Oui, je suis bien pauvre; non, je n'ai pas d'autre état. J'ai obtenu la place par un ancien maître d'études de Nantes qui est l'ami d'enfance du rédacteur en chef. Il est un peu fier de me prouver son influence, et heureux aussi (c'est un brave homme) de m'aider à gagner quelques sous.

J'ai trente francs par mois, c'est mon chiffre! Dans le journalisme ou l'enseignement, je vaux trente francs, pas un sou de plus.

Ma mère avait raison de dire que j'étais un maladroit. Je fais mal mon métier.

Je confonds les articles, je mêle les feuillets.

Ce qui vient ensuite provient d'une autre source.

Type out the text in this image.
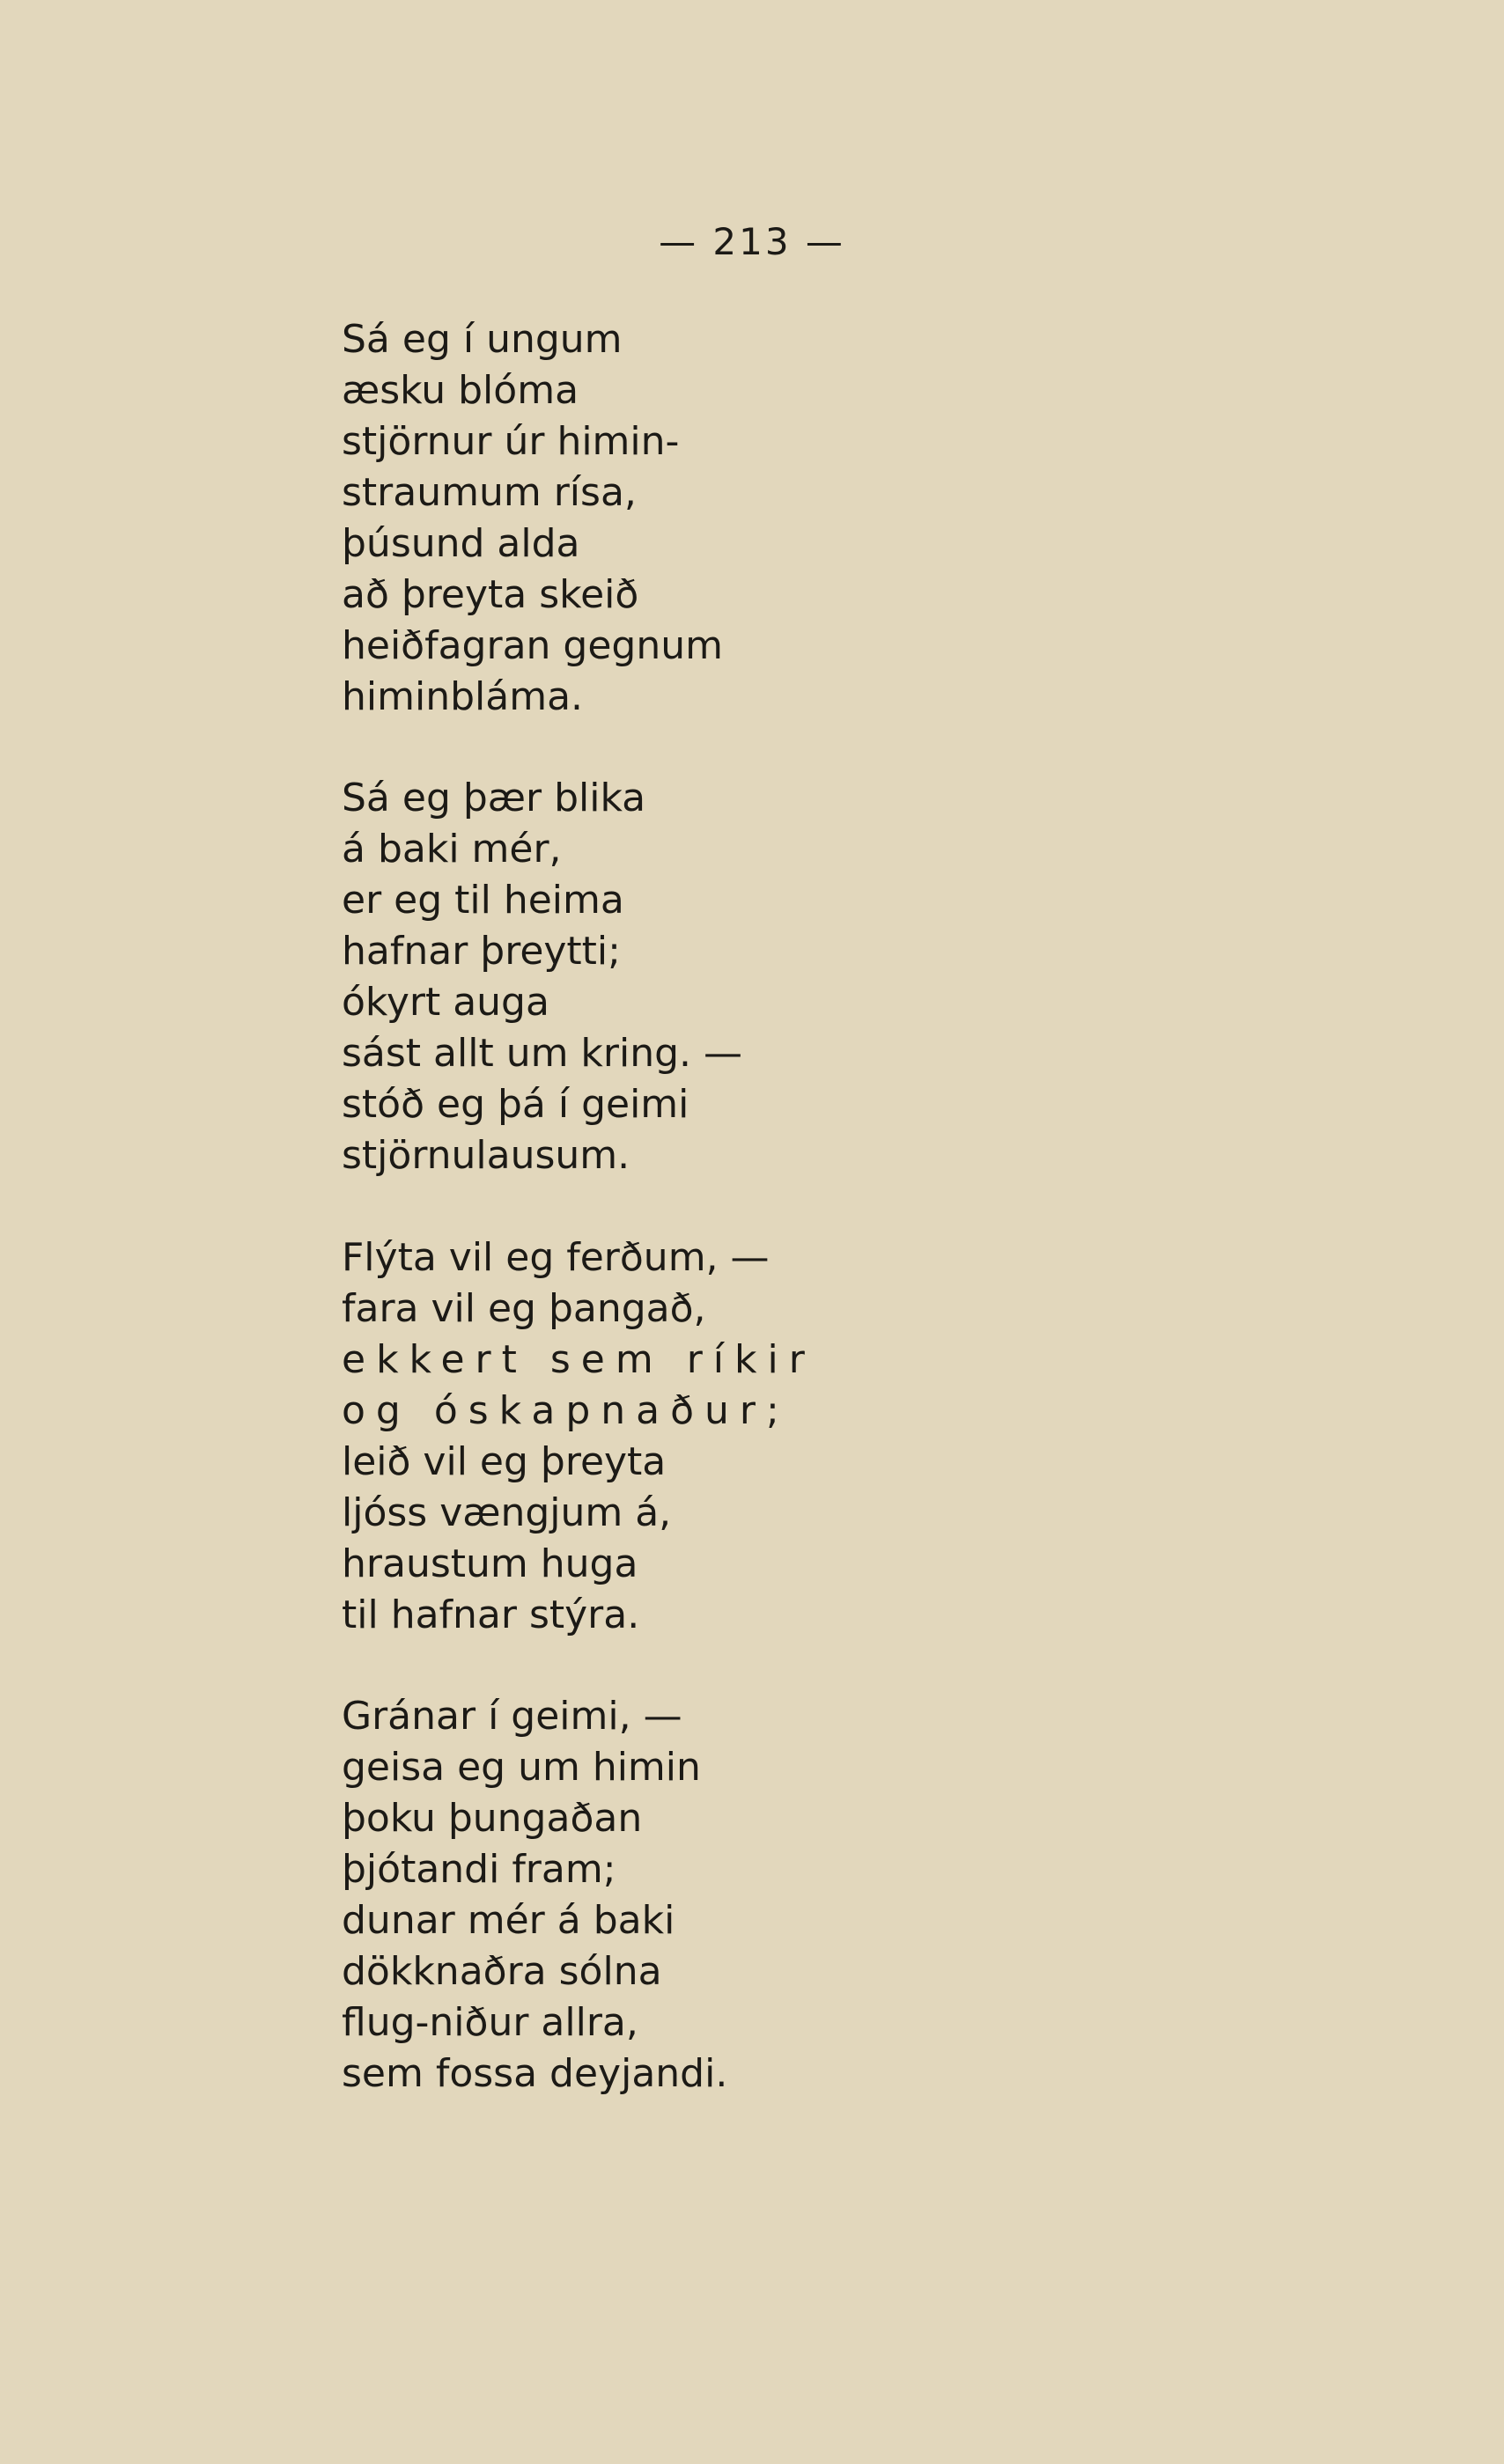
— 213 —
Sá eg í ungum
æsku blóma
stjörnur úr himin-
straumum rísa,
þúsund alda
að þreyta skeið
heiðfagran gegnum
himinbláma.
Sá eg þær blika
á baki mér,
er eg til heima
hafnar þreytti;
ókyrt auga
sást allt um kring. —
stóð eg þá í geimi
stjörnulausum.
Flýta vil eg ferðum, —
fara vil eg þangað,
ekkert sem ríkir
og óskapnaður;
leið vil eg þreyta
ljóss vængjum á,
hraustum huga
til hafnar stýra.
Gránar í geimi, —
geisa eg um himin
þoku þungaðan
þjótandi fram;
dunar mér á baki
dökknaðra sólna
flug-niður allra,
sem fossa deyjandi.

Je lis trop vite—quelquefois trop lentement. Le correcteur est un homme laid, chagrin, un vieux fruit sec, qui me traite comme un mauvais apprenti.

J'ai une grosse voix, malheureusement, et il m'échappe des éclats qui sonnent, comme de la tôle battue, tout d'un coup dans le silence de l'imprimerie.

On se retourne, on rit, on crie: «Pas si fort, le teneur de copie!»

Puis j'ai des distractions qui me font oublier de lire des membres de phrases tout entiers; et c'est à recommencer; à la grande colère du correcteur, à la grande fureur souvent de l'écrivain à qui je fais dire des bêtises, et qui vient le soir se fâcher tout haut: «Si c'est un crétin, qu'on le jette dehors!»

Les rédacteurs vont, viennent, je veux voir leur visage, savoir leur nom. Un grand, roux, avec un signe sur la joue, qui a de si longues jambes, et qui tutoie tout le monde, c'est Nadar. Et celui-ci, encore un roux, mais rond, boulot, le teint d'un Normand, favoris de sable et d'anjou joints en pelure d'oignon, A. Guéroult, et d'autres!